Usually self published locally - often in that excellent print shop on the High St of Dumfries,  Dinwiddies - he found late acknowledgment in a Collected Poems by Peterloo in 1992, 'Poems from a Provincial Town', and an appreciation in the first ever edition of Gerry Cambridge’s excellent magazine 'Dark Horse'. His poems also appeared in ‘The Independent’ and were anthologised in the Forward Book of Poetry in 1993. However, unlike others, he neither sought nor coveted fame or appreciation. He was his own person, dignified, a trifle stolid, a small-town philosopher and intellectual in the age when small towns could be hotbeds of integrity, even genius, as well as microcosms of every other human vice and virtue.
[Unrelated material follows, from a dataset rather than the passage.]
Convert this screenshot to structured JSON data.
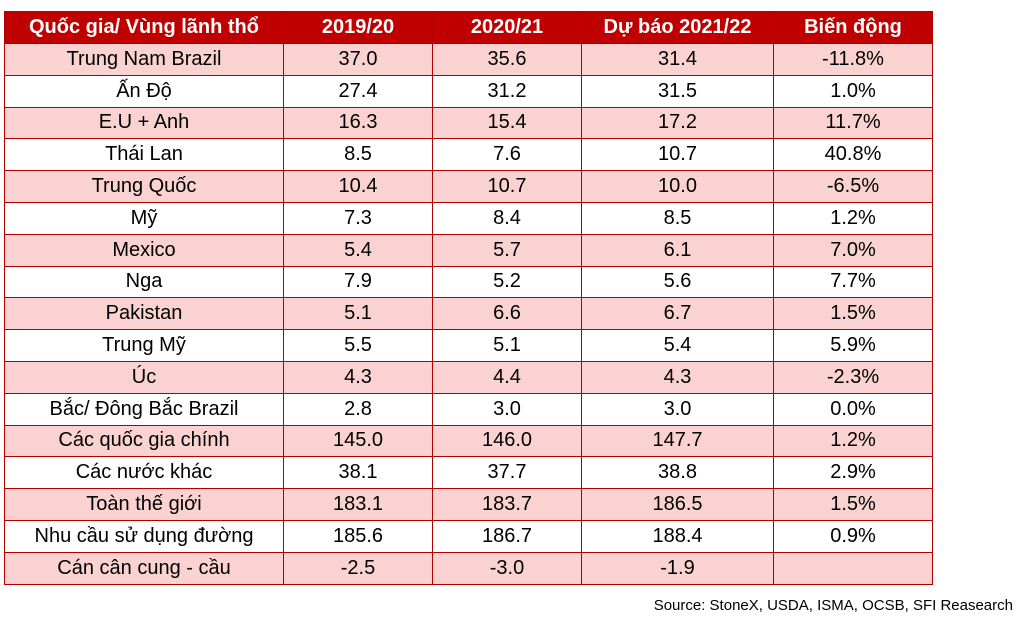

Here he is recalling his father. In the background you can also hear another muse, his dog. 



My Father


My father was a man for stopping horses.
To screams and yells
preceded by a rattling rising roar
the beast appeared,
head reared,
eye rolling black-blobbed swum in white,
battering the cobbles with a bounding cart;
frenzied to freeze the heart.

But at the sight my father's spirit rose
and as the echoes rang
he ran and sprang
high at the rampant head
and bore it down; with all of fourteen stone
muscle and bone
hung! and hung on!

I've never visited his grave.
I could not stand and moralise
or seem to take his size.
What I remember doesn't lie
in any cemetery.
I have his stick
rough-handled, thick,
and now in my own wintry weather,
stumble or slip,
I feel his grip.



Mrs Betty McGeorge


Betty, brought home from nursing home to die-
an old woman- still would cry
for home.
"It isn't home" she'd say,
her fingers plucking at the overlay.

"Sure! Sure it is! There is the tree
you planted. You can see 
the top, and just beyond it's the first tee
at Nunfield.
Listen, and you can hear them at their game."

And she would look and listen,
keenly, but always came
that odd disturbing disavowal;
"It's like it, but it's not the same."

(From Dark Horse, Summer 2000)


This film, and the longer section below, exist as a result of a brilliant project initiated by teachers Pat Kirkby and Gregor Ross in 1984 to record the existing poetical talent in the area.